No doubt Obi has captured his own in the southeast, south-south and a bit of southwest, most especially Lagos where there is large concentration of Igbo doing business, however his sound fades towards the north, a region that will determine who wins the next election.

The most silent people on social media platforms are the northerners, yet they have the largest votes. The loudest are the Igbos but they do not have enough votes to produce the next president. The Yorubas stand in between and they are the most liberal who have shown greatest ethnic and religious tolerance. The Yoruba conviction is not determined by either religion nor ethnicity but competence when it is about votes.

Of course there are a few members of other ethnic groups who will choose based on competence, their numbers are too small compared to Yorubas who have been criticising their own, the APC presidential candidate, Asiwaju Tinubu. I mean Yorubas who don’t want Tinubu are more than the Igbos who don’t want Obi. Obi looks more like Igbo project.

According to findings, the Igbos in the north have not been able to sell Obi the way he is being sold in the south, meaning that the obidients have a lot of work to do when the campaign begins proper this month.

I do not know where the euphoria is coming from and I think the Obidients need to learn politics that noise does not win election but votes. The only state in the southwest where Obi can beat PDP not to talk of APC is Lagos because of the Igbo population.

In other words, Obi will only help APC against PDP in Lagos because the card carrying members of APC in Lagos alone will dwarf the new obidients population who only have their strength in some part of the state.

Will Obi have good votes in Borno, it is capital NO. Will Obi have good votes in Kwara, it is capital NO, will Obi have good votes in Kano, it is a NO.

Will Obi have good votes in the southeast and south-south, it is a Yes but then he will only be sharing PDP votes in those areas because the states are not originally for APC but PDP. In these south-south and southeast, only Rivers State delivers greatest number of votes and Obi may not get what he wants there because of Nyesom Wike’s indecisive factor. Borno votes alone may nullify all the southeast votes.

For APC, the party is concentrating on its stronghold to deliver while also wooing the biggest voters of the Rivers to its side. So when Obidients make noise and act as if they have won, I laugh and wonder if they know anything about Nigeria politics.

The obidients action always send me back to the past when the popularity of Chief Obafemi Awolowo was so spread that I thought no one could stop him from becoming Nigeria’s president.

Those of us children at the time were so sure of Awolowo’s victory in 1979 because of his popularity down south but he was not popular in the north as we thought.

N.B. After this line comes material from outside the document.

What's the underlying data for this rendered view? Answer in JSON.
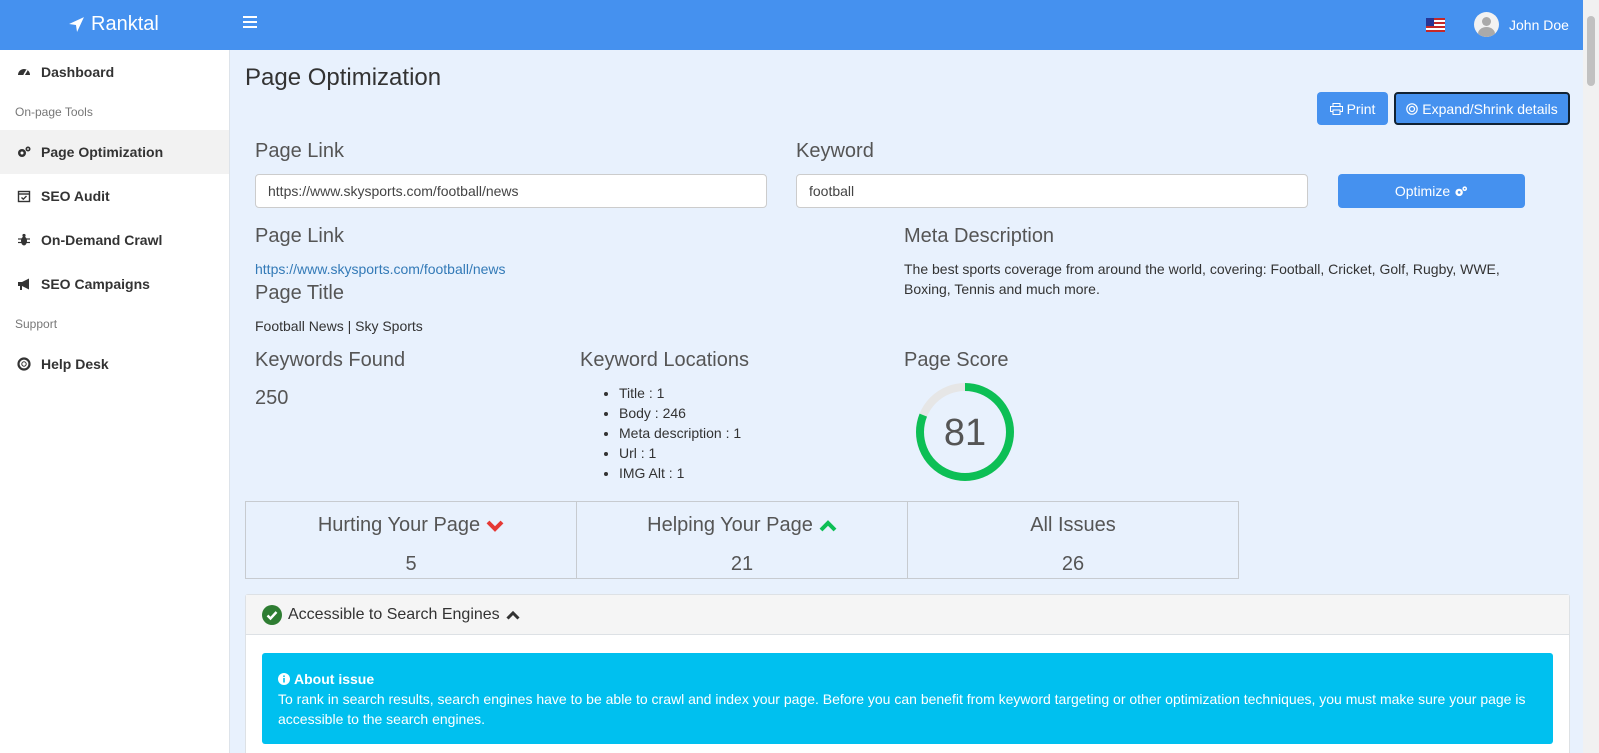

Awo was only famous among the political elite in the north while the “Talakawas” voted massively for Alhaji Shehu Shagari.

It was not until 1982 that Awolowo intensified his campaign effort to the north that he was able to pull some votes together, yet the arithmetic of two third refused him the chance in 1983.

How I wish I could replay the politics of the second Republic for the present obidients so that they can learn that noise doesn’t win polls but votes and when it is about votes, the north has got it.